There has been considerable discussion of “urban sprawl” in southern Maine. Town planning departments and planning boards are where citizens confront these questions of sprawl and manage the effects of development.

But imagine, for a moment, a planning board where all the members happened to be builders and real estate developers. Imagine a housing development up for review by this body – what sort of standards would they apply.

Sidewalks? – Too expensive. No one walks any more. Waiver granted.
Extend a water main? – Home owners can drill wells. Waiver granted.
Wetlands? – Breed mosquitoes. Drain them – waiver granted.

You get the idea. Fortunately we don’t do municipal planning this way (though some would like to). Land use is strongly tied to community values and the people who make those decisions have to represent the whole community.

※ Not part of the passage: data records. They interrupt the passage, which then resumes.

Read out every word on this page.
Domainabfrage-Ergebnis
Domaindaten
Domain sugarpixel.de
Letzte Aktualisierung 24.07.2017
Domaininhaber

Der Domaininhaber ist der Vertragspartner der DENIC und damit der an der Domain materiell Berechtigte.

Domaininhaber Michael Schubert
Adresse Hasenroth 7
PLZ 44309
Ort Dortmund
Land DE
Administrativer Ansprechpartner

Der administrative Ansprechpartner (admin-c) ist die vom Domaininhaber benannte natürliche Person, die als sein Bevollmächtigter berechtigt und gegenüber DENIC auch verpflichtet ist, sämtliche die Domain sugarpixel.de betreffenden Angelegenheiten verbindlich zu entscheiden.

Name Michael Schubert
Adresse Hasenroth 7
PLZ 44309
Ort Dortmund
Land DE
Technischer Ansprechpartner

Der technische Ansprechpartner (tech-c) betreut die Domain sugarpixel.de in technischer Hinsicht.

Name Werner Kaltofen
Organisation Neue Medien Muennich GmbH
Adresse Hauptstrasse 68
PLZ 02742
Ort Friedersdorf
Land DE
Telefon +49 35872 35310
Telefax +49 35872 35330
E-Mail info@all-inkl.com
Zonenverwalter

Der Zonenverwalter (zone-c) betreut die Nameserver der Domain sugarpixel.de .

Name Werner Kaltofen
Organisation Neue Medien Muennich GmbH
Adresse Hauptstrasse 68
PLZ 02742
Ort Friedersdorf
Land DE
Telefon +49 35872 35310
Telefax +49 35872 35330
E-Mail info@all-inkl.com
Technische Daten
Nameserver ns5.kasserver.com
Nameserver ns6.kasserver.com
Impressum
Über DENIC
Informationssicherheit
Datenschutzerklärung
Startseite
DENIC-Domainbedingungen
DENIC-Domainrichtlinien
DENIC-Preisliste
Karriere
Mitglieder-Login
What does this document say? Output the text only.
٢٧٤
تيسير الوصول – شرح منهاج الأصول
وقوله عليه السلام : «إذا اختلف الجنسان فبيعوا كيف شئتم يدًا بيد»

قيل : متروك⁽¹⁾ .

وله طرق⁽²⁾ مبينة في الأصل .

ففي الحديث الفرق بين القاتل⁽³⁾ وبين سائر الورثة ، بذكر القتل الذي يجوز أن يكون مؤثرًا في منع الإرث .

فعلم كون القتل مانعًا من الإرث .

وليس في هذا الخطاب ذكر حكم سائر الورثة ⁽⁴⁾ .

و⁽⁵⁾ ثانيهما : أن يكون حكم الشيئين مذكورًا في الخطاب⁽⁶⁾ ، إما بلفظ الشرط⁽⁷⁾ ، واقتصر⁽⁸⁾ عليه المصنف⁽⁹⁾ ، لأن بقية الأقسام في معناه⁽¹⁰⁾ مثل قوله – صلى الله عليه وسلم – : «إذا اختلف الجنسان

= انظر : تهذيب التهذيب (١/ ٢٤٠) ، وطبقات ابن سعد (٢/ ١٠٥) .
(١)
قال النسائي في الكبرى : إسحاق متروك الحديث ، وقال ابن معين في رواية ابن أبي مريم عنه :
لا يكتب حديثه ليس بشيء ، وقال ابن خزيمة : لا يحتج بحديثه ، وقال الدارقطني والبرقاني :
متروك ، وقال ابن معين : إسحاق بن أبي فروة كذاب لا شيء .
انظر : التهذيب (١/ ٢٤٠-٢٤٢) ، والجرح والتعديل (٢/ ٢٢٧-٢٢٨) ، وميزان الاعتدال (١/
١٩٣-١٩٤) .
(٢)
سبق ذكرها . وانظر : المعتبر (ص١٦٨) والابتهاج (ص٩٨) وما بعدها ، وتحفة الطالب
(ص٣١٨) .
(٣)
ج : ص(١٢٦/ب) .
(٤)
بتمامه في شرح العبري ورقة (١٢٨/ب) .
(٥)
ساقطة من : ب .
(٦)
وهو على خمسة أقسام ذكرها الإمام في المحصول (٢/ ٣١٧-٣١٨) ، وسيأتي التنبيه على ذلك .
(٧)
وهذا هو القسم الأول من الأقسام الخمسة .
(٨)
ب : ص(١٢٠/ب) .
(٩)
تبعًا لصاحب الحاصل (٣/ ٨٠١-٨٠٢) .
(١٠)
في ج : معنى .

“Marine habitat destruction” is the ocean equivalent of “urban sprawl”.

A few summers ago I attended a two-day workshop at the UME Darling Marine Center campus in Walpole. Meeting there were US and Canadian planners and scientists looking at human-caused stressors to marine habitats in the Gulf of Maine. They determined that, in every kind of marine habitat, from open-ocean to estuary, the greatest impacts by far come from commercial fishing.

Then they asked the question, “If fishing is altering marine ecology, who manages the impacts of fishing?”

Answer: in US waters the responsibility falls to the New England Fishery Management Council. Hmmm – not what people expected.

Therefore, today I am attending the New England Fishery Management Council’s Habitat Committee meeting. It’s not an easy assignment to sit through. The day’s discussion is focused on a federal proposal – guidelines for protecting corals from damage by fishing operations. The chairman, an intelligent, well meaning man, is running the meeting – he is a charter boat captain. The vice-chairman owns a groundfish trawler. Three members are employees of marine resource agencies in NH, RI and CT.

The final member is an industry trade representative with a large trawler background – he has been speaking at length against the federal proposal – specifically, recommendations to close areas where corals are found to many forms of commercial fishing. Listening to him you would understand that bottom trawlers, clearly, are no threat to coral and should not be included on a list of destructive gear-types. “Really. Trawler captains avoid coral areas. They don’t want to get into the stuff. Damage to coral comes from lobster traps and gillnets, not trawlers. No need to close them out of these areas.”

fish Okay. Yup. We know how he’s going to vote.

Few people realize that there are beds of hard coral in areas of the Gulf of Maine. Cold-water corals that grow in deep basins and canyons along the continental shelf edge. Species which live for 500 years. One pass of a trawl-door or a carelessly retrieved net can wipe out a long biological history in an instant. Scientists estimate that 80% of coral biomass in New England has been lost to interaction with commercial fishing over two centuries, in little bits and pieces over time.

So how long shall we leave a piece of sea-bed undisturbed in order to regenerate coral communities? No one in the fishing industry is going to ask that question. Instead, the debate may be whether to protect some of what is left. And coral is just one of many issues of this sort.

Comprehensive planning for marine environmental quality? No one has invented that yet.